Übernehmen jetzt Sie oder die Japaner die weitere vorklinische Entwicklung von Axl-Hemmern?
Ullrich: Wir starten sozusagen von allen Seiten einen Generalangriff auf Axl. Die Japaner entwickeln einen Antikörper und ein kleines Molekül, um das Molekül zu blockieren. Wir selbst forschen zusammen mit einer ungarischen Chemie-Firma und dem 2008 in Dortmund etablierten Max-Planck Drug Development Center ebenfalls an einem kleinen Molekül.
Ich betreibe jetzt erstmals rein akademische Medikamenten-Entwicklung, unabhängig von Venture-Kapital, also privatem Beteiligungskapital, und bin damit hochzufrieden. Sollten wir es bis zum Stadium klinischer Versuche schaffen, müssen wir uns erst für die klinische Studienphase mit einem großen Pharmaunternehmen einigen.
Wie kann eine erfolgreiche Krebstherapie in 20 oder 30 Jahren aussehen?
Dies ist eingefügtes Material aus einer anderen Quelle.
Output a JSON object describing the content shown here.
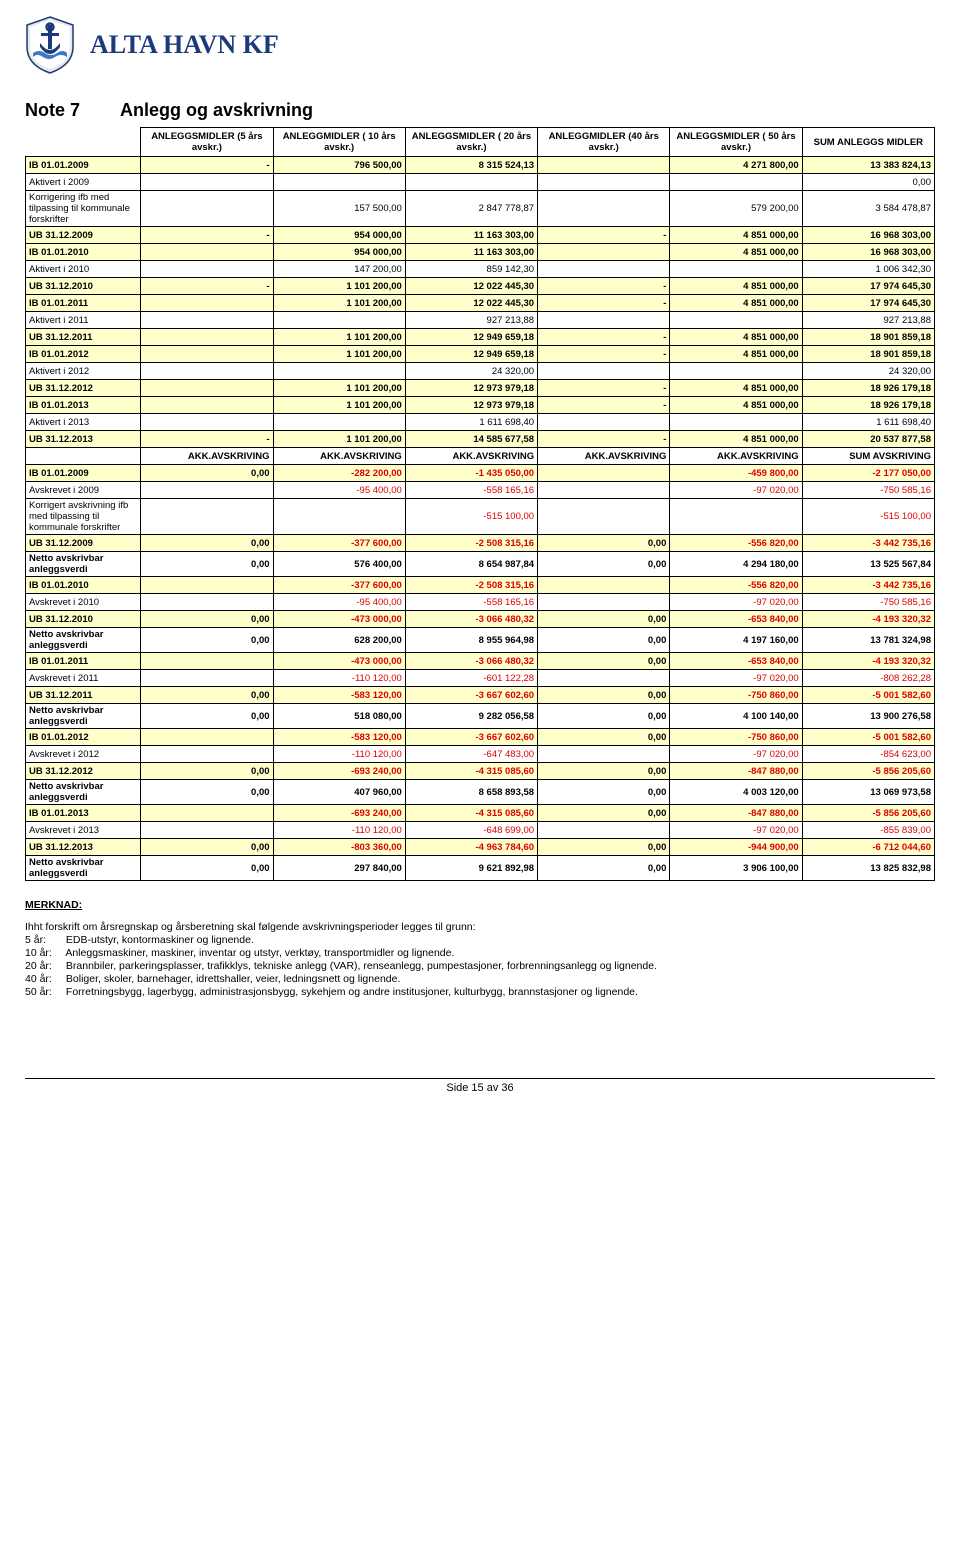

Ullrich: Tja, die Herausforderung ist wirklich extrem. Aber eine individualisierte Krebstherapie wird mittel- bis langfristig aus der Kombination verschiedener Ansätze bestehen. Medikamente gegen Onkogene, aber auch ganz andere Ziele, von denen ich ja einige beschrieben habe. Apoptose-Auslösung wird wichtig sein, genauso wie die Immuntherapie, da bin ich mir ziemlich sicher. Bei Impfstoffen, die das Immunsystem von Krebs-Patienten anregen, sehen wir gerade Fortschritte. Das Immunsystem ist ja prinzipiell in der Lage, gegen einen Tumor vorzugehen. Und wenn sich Resistenzen gegen die Medikamente der Ersttherapie gebildet haben, wird es Sekundärbehandlungen mit anderen Medikamenten geben müssen.
Wir müssen Wege finden, das Fortschreiten der Krebserkrankung entscheidend zu bremsen, damit der Patient seine normale Lebenserwartung ausschöpfen kann. Krebs muss eine chronische, kontrollierbare Erkrankung werden, die eine normale Lebensqualität erlaubt, ähnlich wie Diabetes oder Aids.